Sapete cosa vuol dire taivè? Filo nella lingua dei Rom, idioma parlato dalle donne che lavorano in questo Laboratorio di Via Adolfo Wildt 27 B. Realizzano gonne, borse e cuscini e si occupano di riparazioni di ogni genere grazie ad un progetto che la Caritas ha lanciato nel 2009. Fulcro di questo spazio è un grande tavolo intorno al quale le sarte si danno da fare. Anche servizio di stireria, produzione di biancheria da cucina e shoppers (Tel. 02 26822423 – www.caritasambrosiana.it/aree–di–bisogno/rom).

Grazie alla Cooperativa Alice nasce, invece, il marchio “Sartoria San Vittore”: abiti confezionati dalle detenute ed ex detenute del carcere omonimo. Propone la collezione “Evadere dal quotidiano”, con la creatività della stilista Rosita Onofri. Una linea adatta ad una donna dinamica ed elegante, sensibile ai costi e alla scelta dei materiali. Via libera all’abbigliamento e agli abiti da sposa, ai costumi teatrali, alla biancheria per la casa dai grembiuli alle tende, alle borse e sporte per la spesa, alle cinte di stoffa e sciarpe.
Il primo laboratorio di sartoria nasce nel 1992 all’interno del penitenziario e, qualche anno dopo, le stesse persone danno vita ad un secondo laboratorio esterno per continuare il mestiere imparato. Il progetto prevede anche la formazione delle detenute sulle tecniche di sartoria, dando loro la possibilità, una volta scontata la pena, di esercitare individualmente (Tel. 02 48 007267 –www.sartoriasanvittore.com).

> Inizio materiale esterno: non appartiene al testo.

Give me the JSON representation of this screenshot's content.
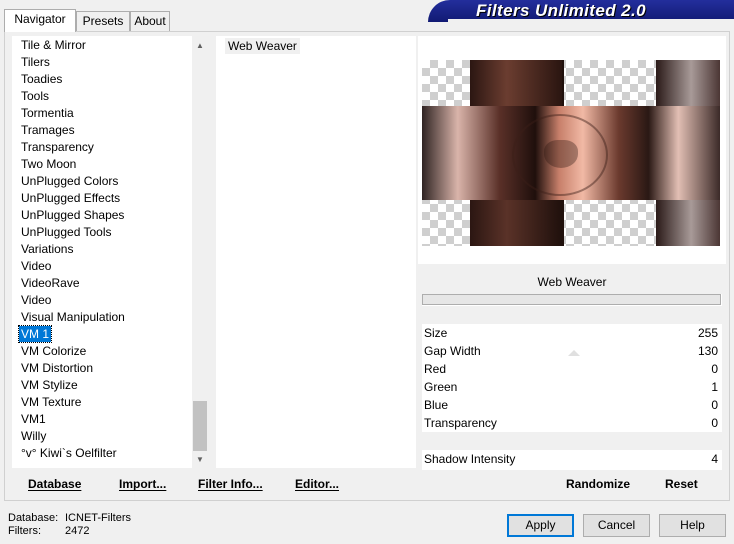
{
  "tabs": {
    "navigator": "Navigator",
    "presets": "Presets",
    "about": "About"
  },
  "banner": {
    "title": "Filters Unlimited 2.0"
  },
  "categories": {
    "items": [
      "Tile & Mirror",
      "Tilers",
      "Toadies",
      "Tools",
      "Tormentia",
      "Tramages",
      "Transparency",
      "Two Moon",
      "UnPlugged Colors",
      "UnPlugged Effects",
      "UnPlugged Shapes",
      "UnPlugged Tools",
      "Variations",
      "Video",
      "VideoRave",
      "Video",
      "Visual Manipulation",
      "VM 1",
      "VM Colorize",
      "VM Distortion",
      "VM Stylize",
      "VM Texture",
      "VM1",
      "Willy",
      "°v° Kiwi`s Oelfilter"
    ],
    "selected": "VM 1"
  },
  "filters": {
    "items": [
      "Web Weaver"
    ]
  },
  "params": {
    "header": "Web Weaver",
    "rows": [
      {
        "name": "Size",
        "value": "255"
      },
      {
        "name": "Gap Width",
        "value": "130"
      },
      {
        "name": "Red",
        "value": "0"
      },
      {
        "name": "Green",
        "value": "1"
      },
      {
        "name": "Blue",
        "value": "0"
      },
      {
        "name": "Transparency",
        "value": "0"
      }
    ],
    "shadow": {
      "name": "Shadow Intensity",
      "value": "4"
    }
  },
  "bottom_bar": {
    "database": "Database",
    "import": "Import...",
    "filter_info": "Filter Info...",
    "editor": "Editor...",
    "randomize": "Randomize",
    "reset": "Reset"
  },
  "footer": {
    "database_label": "Database:",
    "database_value": "ICNET-Filters",
    "filters_label": "Filters:",
    "filters_value": "2472"
  },
  "buttons": {
    "apply": "Apply",
    "cancel": "Cancel",
    "help": "Help"
  },
  "colors": {
    "accent": "#0078d7",
    "banner": "#1a237e"
  }
}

Alla Sartoria del Laboratorio Procaccini Quattordici lavorano persone con disabilità psichica o appartenenti a categorie svantaggiate. Una cooperativa fondata nel 2000 ben attrezzata per ogni tipo di riparazione o confezionamento di abiti su misura. I volontari insegnano ai meno fortunati un mestiere che gli restituisce dignità. Importante anche il recupero dei vecchi tessuti da trasformare in qualcosa di ancora utile (Tel. 02 63632795/6/7 – www.laboratorioprocaccini.it).